The Brown Revolution

Media Name: Scott-Brown.jpg

Around the world over the past decade, longstanding and stultifying power elites have been toppled by what came to be known as the “color revolutions” — notably the Rose Revolution in Georgia, the Orange Revolution in Ukraine, and hopefully the Green Revolution in Iran. Now the political elites in Boston and Washington have been rocked by the Brown Revolution.

Pundits have been describing a possible Brown victory in terms like “canary in the mine,” “depth charge,” “shock waves,” “nuclear explosion,” “full freak‐​out,” and “angels will weep and the Charles River will run red with blood.” Political scientist Raymond La Raja said a Democratic loss would be the first shot in what could be a revolutionary war — “like the Battle of Lexington and Concord.” That’s what worries the Democratic ruling establishment.

This “revolutionary” video got more than 400,000 views in the week before the election.

Scott Brown takes over a seat in the United States Senate that has been held by one family (including its seat‐​fillers) for just over 57 years, since John F. Kennedy was elected to it in 1952, before Brown was born. Massachusetts hadn’t elected a Republican senator since 1972. In the closest U.S. Senate race of the past decade, Democrat John Kerry won by 35 points. All 10 of its House members are Democrats, and about 90 percent of both legislative chambers. That’s a well‐​entrenched political establishment. And as so often happens with long‐​ruling parties, it has seen its share of corruption: Three consecutive House speakers have resigned under clouds. It’s no surprise that Massachusetts Democrats have finally encountered the kind of voter reaction that national Democrats did in 1994, and national Republicans in 2006 and 2008.

Given President Obama’s falling job approval, growing opposition to the Obama health care plan, the recent elections in Virginia and New Jersey, the fury in Nebraska over Ben Nelson’s wheeling and dealing, the growing recognition that libertarians are a major part of the decentralized “Tea Party” movement, and rising poll support for “smaller government,” the Brown victory is a flashing red light with a siren warning Democrats not to proceed with a health care bill that voters don’t like and a big‐​government agenda that Americans weren’t voting for in 2008.

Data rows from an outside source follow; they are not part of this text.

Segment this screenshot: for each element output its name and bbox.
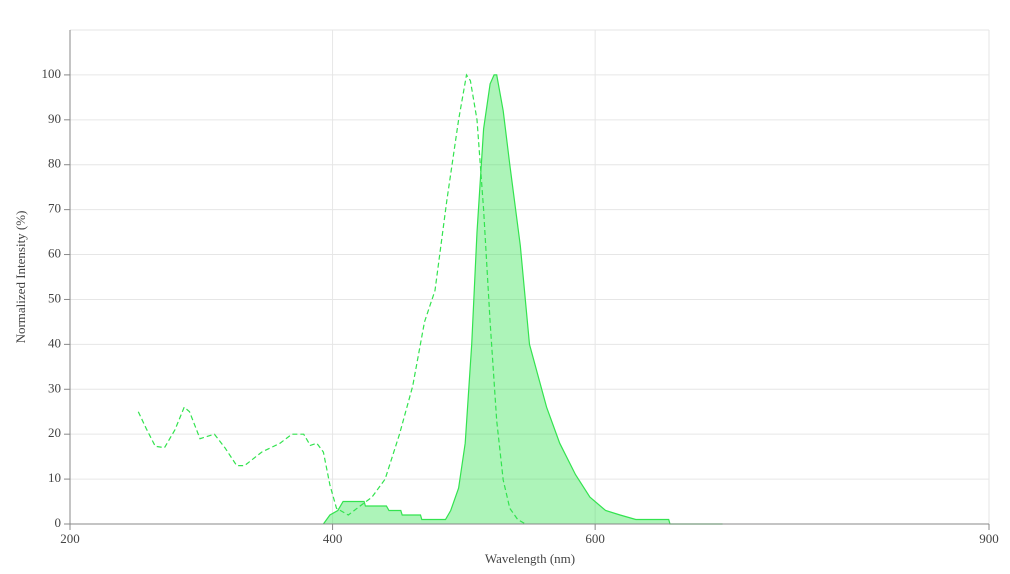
y-tick-label: 100 xyxy=(42,66,62,81)
y-tick-label: 10 xyxy=(48,470,61,485)
series-line xyxy=(137,73,526,525)
y-tick-label: 70 xyxy=(48,201,61,216)
series-line xyxy=(322,74,723,525)
x-tick-label: 600 xyxy=(585,531,605,546)
y-tick-label: 30 xyxy=(48,380,61,395)
y-axis-label: Normalized Intensity (%) xyxy=(13,211,28,344)
y-tick-label: 40 xyxy=(48,335,61,350)
x-tick-label: 200 xyxy=(60,531,80,546)
y-tick-label: 80 xyxy=(48,156,61,171)
series-area xyxy=(323,74,723,525)
x-tick-label: 400 xyxy=(323,531,343,546)
y-tick-label: 0 xyxy=(55,515,62,530)
x-axis-label: Wavelength (nm) xyxy=(485,551,575,566)
y-tick-label: 50 xyxy=(48,290,61,305)
y-tick-label: 60 xyxy=(48,246,61,261)
x-tick-label: 900 xyxy=(979,531,999,546)
y-tick-label: 20 xyxy=(48,425,61,440)
y-tick-label: 90 xyxy=(48,111,61,126)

Brown is no libertarian. But he campaigned against the Obama‐​Reid‐​Pelosi health care plan and against tax increases, so he will be part of the opposition to the current governing agenda. And he stood up to challenge the Democratic machine when no one else did. And certainly events in Georgia, Ukraine, and elsewhere are sufficient reminder that the failings of individuals don’t invalidate the popular movement.

How does an entrenched political party respond to a successful rebellion? Well, one way is for both the local and national officials to refuse to certify the results of the election and try to ram unpopular programs with the votes of rejected legislators. Would Democrats try to do that with more elections looming in just 10 months? Harry Reid and Barney Frank say absolutely not. Expect a lot of scrambling this week.